Die Erlaubnis, zehn Billionen Mark in Scheinen zu zehn Milliarden drucken zu dürfen, hatten die Herzogenauracher Stadtväter 1923 beim Berliner Finanzminister angefordert. Das wurde gestattet, aber das Geld war durch die Inflation nichts wert.
Vor 100 Jahren hätten sich eigentlich sehr viele Herzogenauracher oder Höchstadt "steinreich" fühlen müssen. Sie erlebten zwischen 1918 und 1923 die größte Inflation, die es jemals in unserem Land gegeben hat. Doch eigentlich begann die Geld- und Wirtschaftskrise bereits 1914 unmittelbar nach dem Ausbruch des Ersten Weltkriegs. Die Kriegsführung verschlang zwischen 1914 und 1918 unvorstellbare Summen. Und da die Staatskasse die Kosten nicht mehr auffangen konnte, wurde der "kleine Mann" im Rahmen der kriegswirtschaftlichen Maßnahmen verstärkt zur Kasse gebeten. Man zeichnete Kriegsanleihen, in der Hoffnung, sein Geld nach einem siegreichen Krieg mit Gewinn zurückzuerhalten.
Gleichzeitig musste sich die Bevölkerung bereits ab 1915 Einschränkungen gefallen lassen. Die Preise stiegen zwischen 1914 und 1918 durchschnittlich um 100 Prozent im Jahr oder insgesamt auf das 16-Fache. Von einer geregelten Versorgung mit den wichtigsten Grundnahrungsmitteln (Kartoffeln, Mehl, Fett) konnte bis 1918 nicht mehr die Rede sein.
Und als nach dem verlorenen Krieg noch die Reparationsforderungen der alliierten Siegermächte hinzukamen, waren die Ersparnisse zahlloser Familien weitgehend vernichtet. Bereits bis Ende des Krieges musste der Zahlungsverkehr mit Kleingeld, also mit Münzen bis zu fünf Mark eingestellt werden, weil die Rohstoffe wie Kupfer oder Nickel für Rüstungsgüter benötigt wurden.
Zehn-Pfennig-Münzen gab es ab 1916 aus Eisen oder Aluminium, später als fast wertlose Papierscheine. Mit der Sammelaktion "Gold gab ich für Eisen" wurde der Mittelstand um seine Ersparnisse gebracht.

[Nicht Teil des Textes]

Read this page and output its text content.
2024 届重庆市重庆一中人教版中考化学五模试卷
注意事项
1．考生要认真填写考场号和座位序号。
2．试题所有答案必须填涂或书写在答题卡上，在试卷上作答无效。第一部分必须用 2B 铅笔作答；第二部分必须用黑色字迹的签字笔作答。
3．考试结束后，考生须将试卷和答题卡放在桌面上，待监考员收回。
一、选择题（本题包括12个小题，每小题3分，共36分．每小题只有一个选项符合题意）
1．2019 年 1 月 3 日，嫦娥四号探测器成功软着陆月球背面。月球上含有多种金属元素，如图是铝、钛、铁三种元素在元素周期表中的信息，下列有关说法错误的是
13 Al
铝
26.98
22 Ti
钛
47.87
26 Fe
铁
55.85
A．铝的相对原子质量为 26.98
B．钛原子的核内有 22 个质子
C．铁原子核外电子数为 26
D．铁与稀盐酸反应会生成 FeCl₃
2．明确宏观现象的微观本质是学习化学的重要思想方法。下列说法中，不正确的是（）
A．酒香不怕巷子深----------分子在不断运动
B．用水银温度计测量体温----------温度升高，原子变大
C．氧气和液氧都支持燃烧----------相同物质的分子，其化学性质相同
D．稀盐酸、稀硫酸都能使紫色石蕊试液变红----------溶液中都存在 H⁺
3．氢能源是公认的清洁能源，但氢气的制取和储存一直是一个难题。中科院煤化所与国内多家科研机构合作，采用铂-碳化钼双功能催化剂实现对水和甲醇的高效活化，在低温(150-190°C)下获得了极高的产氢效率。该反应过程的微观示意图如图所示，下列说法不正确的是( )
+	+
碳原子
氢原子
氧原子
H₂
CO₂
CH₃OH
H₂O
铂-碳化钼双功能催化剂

Vor allem in den Städten klagte die Bevölkerung über den Mangel an notwendigsten Versorgungsgütern. Fleisch, Butter, Eier wurden in den Großstädten zu unerschwinglichen Luxusgütern, und bereits 1915 wurden Brotkarten eingeführt, die allerdings keine Gewähr für die Verbraucher boten, dass sie auch das Notwendigste gegen Eintausch der Marken erhielten.
Selbst Kleinstädte wie Herzogenaurach mit seinen rund 3000 Einwohnern trafen die Versorgungsengpässe bis zum Kriegsende sehr hart. So mussten sich die beiden Konditoreien Weiß und Café Adler (beide Hauptstraße) mit der Zuweisung von einem halben Zentner Zucker (25 Kilogramm) im September 1918 zufriedengeben. Und weil immer mehr landwirtschaftliche Flächen im Landkreis Höchstadt statt für Getreide-für Kartoffelanbau hergenommen wurden, stand es auch schlecht um die Getreideversorgung in unserer Gegend.
Bald standen auch die Dreschmaschinen still, denn die Lieferung mit Leichtbenzin für diese Maschinen war mit dem 19. Juli 19118 eingestellt worden. In Herzogenaurach sank zudem die Zuteilung von Leder für die schwächelnde Schuhindustrie seit März 1917 auf gerade einmal 20 Pfund(!), in Höchstadt gar auf 15 Pfund für Besohlungen und Ausbesserungen. Wie sollte da die Schuhproduktion aufrechterhalten bleiben?